Apoiadores do ex-presidente Jair Bolsonaro se reuniram neste domingo em Brasília para um ato público em defesa do ex-chefe do Executivo. A mobilização ocorreu no Eixão Sul, nas proximidades do Banco Central, e foi organizada pelo senador Izalci Lucas, do PL do Distrito Federal, e pelo desembargador aposentado Sebastião Coelho. O principal objetivo da manifestação foi pressionar por uma mudança no regime de custódia de Bolsonaro, com a concessão de prisão humanitária.
O protesto aconteceu poucos dias após a transferência do ex-presidente da Superintendência da Polícia Federal, onde estava detido desde 22 de novembro, para o Complexo Penitenciário da Papudinha.

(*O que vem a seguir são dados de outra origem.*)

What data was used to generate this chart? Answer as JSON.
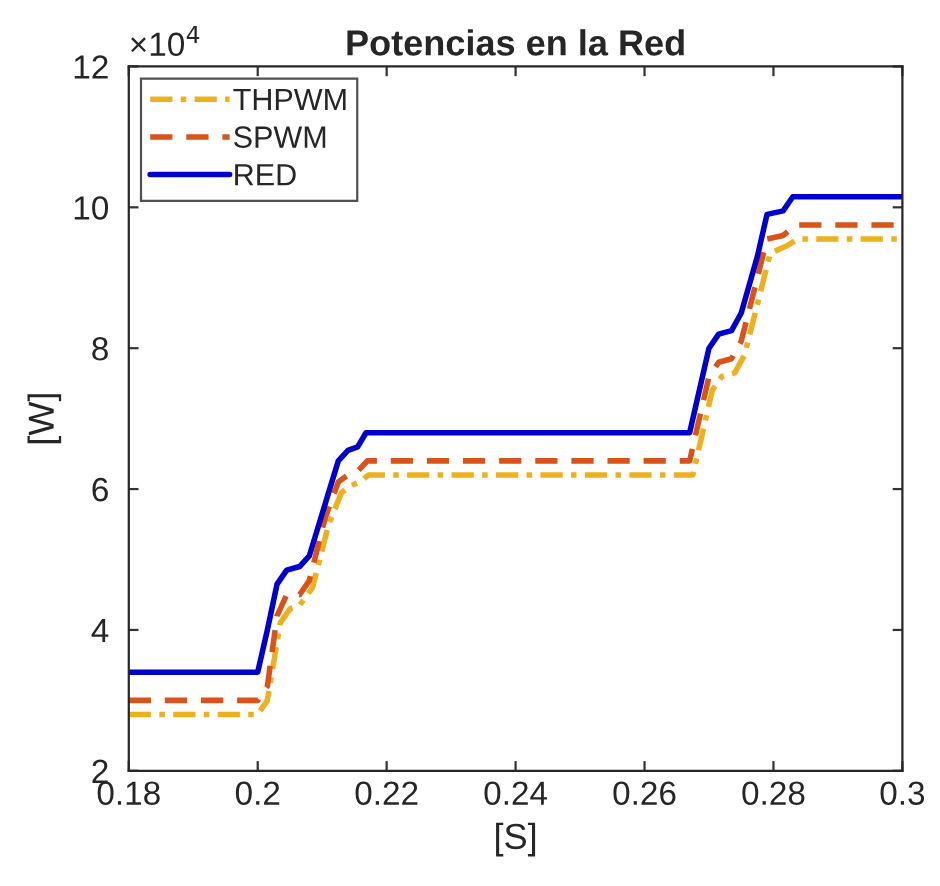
{
  "chart_data": {
    "type": "line",
    "title": "Potencias en la Red",
    "xlabel": "[S]",
    "ylabel": "[W]",
    "annotations": [
      "×10$^{4}$"
    ],
    "xlim": [
      0.18,
      0.3
    ],
    "xticks": [
      0.18,
      0.2,
      0.22,
      0.24,
      0.26,
      0.28,
      0.3
    ],
    "ylim": [
      2,
      12
    ],
    "yticks": [
      2,
      4,
      6,
      8,
      10,
      12
    ],
    "grid": false,
    "legend": "top left",
    "marker": "none",
    "series": [
      {
        "name": "THPWM",
        "color": "#edb120",
        "line_style": "dashdot",
        "x": [
          0.18,
          0.2,
          0.2015,
          0.2035,
          0.205,
          0.2065,
          0.2085,
          0.211,
          0.213,
          0.2145,
          0.2158,
          0.2172,
          0.2675,
          0.269,
          0.2705,
          0.272,
          0.274,
          0.2755,
          0.278,
          0.2795,
          0.282,
          0.2838,
          0.3
        ],
        "values": [
          2.8,
          2.8,
          3.0,
          4.1,
          4.3,
          4.35,
          4.6,
          5.5,
          5.95,
          6.05,
          6.1,
          6.2,
          6.2,
          6.8,
          7.4,
          7.6,
          7.65,
          7.9,
          8.8,
          9.35,
          9.45,
          9.55,
          9.55
        ]
      },
      {
        "name": "SPWM",
        "color": "#d95319",
        "line_style": "dashed",
        "x": [
          0.18,
          0.2,
          0.2015,
          0.203,
          0.2045,
          0.2065,
          0.208,
          0.2105,
          0.2125,
          0.214,
          0.2155,
          0.217,
          0.267,
          0.2685,
          0.27,
          0.2715,
          0.2735,
          0.275,
          0.2775,
          0.279,
          0.2815,
          0.2835,
          0.3
        ],
        "values": [
          3.0,
          3.0,
          3.2,
          4.2,
          4.5,
          4.5,
          4.7,
          5.6,
          6.1,
          6.2,
          6.25,
          6.4,
          6.4,
          7.0,
          7.6,
          7.8,
          7.85,
          8.1,
          9.0,
          9.55,
          9.6,
          9.75,
          9.75
        ]
      },
      {
        "name": "RED",
        "color": "#0000cc",
        "line_style": "solid",
        "x": [
          0.18,
          0.2,
          0.2015,
          0.203,
          0.2045,
          0.2065,
          0.208,
          0.2105,
          0.2125,
          0.214,
          0.2155,
          0.2168,
          0.267,
          0.2685,
          0.27,
          0.2715,
          0.2735,
          0.275,
          0.2775,
          0.279,
          0.2815,
          0.283,
          0.3
        ],
        "values": [
          3.4,
          3.4,
          4.0,
          4.65,
          4.85,
          4.9,
          5.05,
          5.8,
          6.4,
          6.55,
          6.6,
          6.8,
          6.8,
          7.4,
          8.0,
          8.2,
          8.25,
          8.5,
          9.3,
          9.9,
          9.95,
          10.15,
          10.15
        ]
      }
    ]
  }
}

A mudança, realizada na última quinta-feira, intensificou a reação de aliados políticos e simpatizantes, que passaram a questionar as condições impostas ao ex-mandatário e a adequação da medida diante de seu estado de saúde.

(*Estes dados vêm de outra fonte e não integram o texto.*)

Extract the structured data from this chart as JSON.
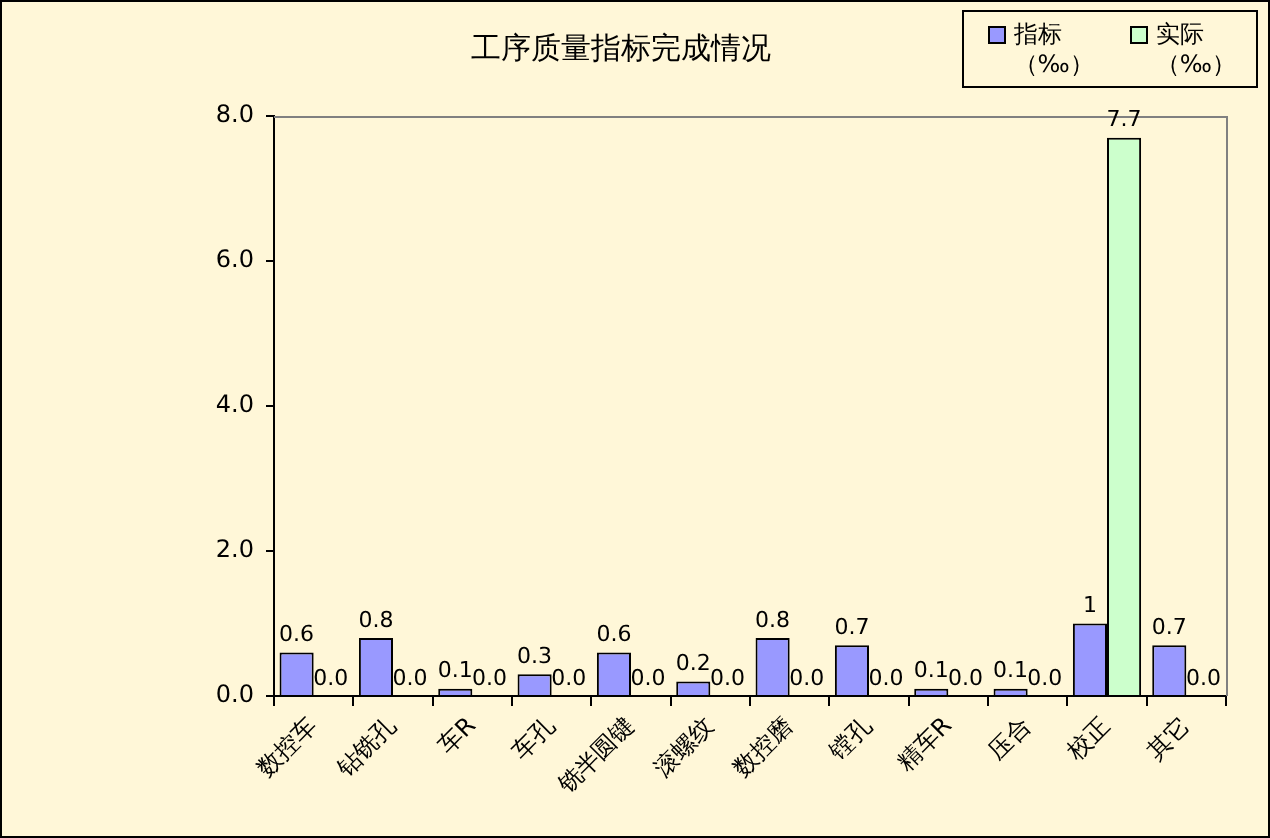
{
  "chart_data": {
    "type": "bar",
    "title": "工序质量指标完成情况",
    "categories": [
      "数控车",
      "钻铣孔",
      "车R",
      "车孔",
      "铣半圆键",
      "滚螺纹",
      "数控磨",
      "镗孔",
      "精车R",
      "压合",
      "校正",
      "其它"
    ],
    "series": [
      {
        "name": "指标（‰）",
        "color": "#9999ff",
        "values": [
          0.6,
          0.8,
          0.1,
          0.3,
          0.6,
          0.2,
          0.8,
          0.7,
          0.1,
          0.1,
          1,
          0.7
        ],
        "value_labels": [
          "0.6",
          "0.8",
          "0.1",
          "0.3",
          "0.6",
          "0.2",
          "0.8",
          "0.7",
          "0.1",
          "0.1",
          "1",
          "0.7"
        ]
      },
      {
        "name": "实际（‰）",
        "color": "#ccffcc",
        "values": [
          0,
          0,
          0,
          0,
          0,
          0,
          0,
          0,
          0,
          0,
          7.7,
          0
        ],
        "value_labels": [
          "0.0",
          "0.0",
          "0.0",
          "0.0",
          "0.0",
          "0.0",
          "0.0",
          "0.0",
          "0.0",
          "0.0",
          "7.7",
          "0.0"
        ]
      }
    ],
    "ylim": [
      0,
      8
    ],
    "yticks": [
      {
        "value": 0,
        "label": "0.0"
      },
      {
        "value": 2,
        "label": "2.0"
      },
      {
        "value": 4,
        "label": "4.0"
      },
      {
        "value": 6,
        "label": "6.0"
      },
      {
        "value": 8,
        "label": "8.0"
      }
    ],
    "legend": "top right"
  }
}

Durante o ato, manifestantes carregaram faixas e cartazes com mensagens de apoio e críticas ao que classificam como excesso por parte do Judiciário. A avaliação predominante entre os participantes é de que Bolsonaro deveria cumprir eventual pena em condições diferenciadas, levando em conta seu histórico médico e a necessidade de acompanhamento constante.
O senador Izalci Lucas afirmou que a transferência para a Papudinha representa um tratamento desnecessariamente rigoroso e chegou a classificar a decisão como um gesto de vingança. Segundo ele, Bolsonaro passou por diversas cirurgias ao longo dos últimos anos, incluindo procedimentos recentes, e ainda estaria em processo de recuperação. Para o parlamentar, esse quadro deveria pesar de forma decisiva na análise das medidas adotadas pelas autoridades.
Outro ponto destacado por Izalci foi a distância entre o presídio e centros hospitalares considerados de referência no Distrito Federal. De acordo com o senador, embora a Papudinha ofereça melhores condições estruturais em comparação com outras unidades prisionais, a localização pode dificultar um atendimento rápido em situações de emergência médica, o que aumentaria os riscos para a saúde do ex-presidente.
Aliados de Bolsonaro ressaltam que, enquanto esteve sob custódia da Polícia Federal, o ex-presidente se encontrava mais próximo de um hospital particular, o que permitiria deslocamento mais ágil em caso de agravamento do seu quadro clínico. Com a transferência, esse tempo de resposta seria ampliado, gerando apreensão entre familiares, apoiadores e integrantes do seu entorno político.
O desembargador aposentado Sebastião Coelho também participou do ato e reforçou o discurso em defesa de uma reavaliação da decisão judicial. Para ele, a legislação brasileira prevê alternativas à prisão convencional em casos nos quais há comprovação de problemas de saúde que exigem cuidados contínuos e acompanhamento especializado.
A manifestação ocorreu de forma pacífica e contou com monitoramento das forças de segurança. O ato integra uma série de mobilizações organizadas por apoiadores desde a prisão do ex-presidente, com o objetivo de manter o tema em evidência no debate público e pressionar por mudanças nas decisões judiciais.
A situação de Jair Bolsonaro segue gerando forte repercussão no cenário político nacional. Enquanto aliados insistem na concessão de prisão humanitária, críticos defendem o cumprimento integral das determinações judiciais. O tema permanece no centro das discussões, especialmente diante das preocupações levantadas sobre o estado de saúde do ex-presidente.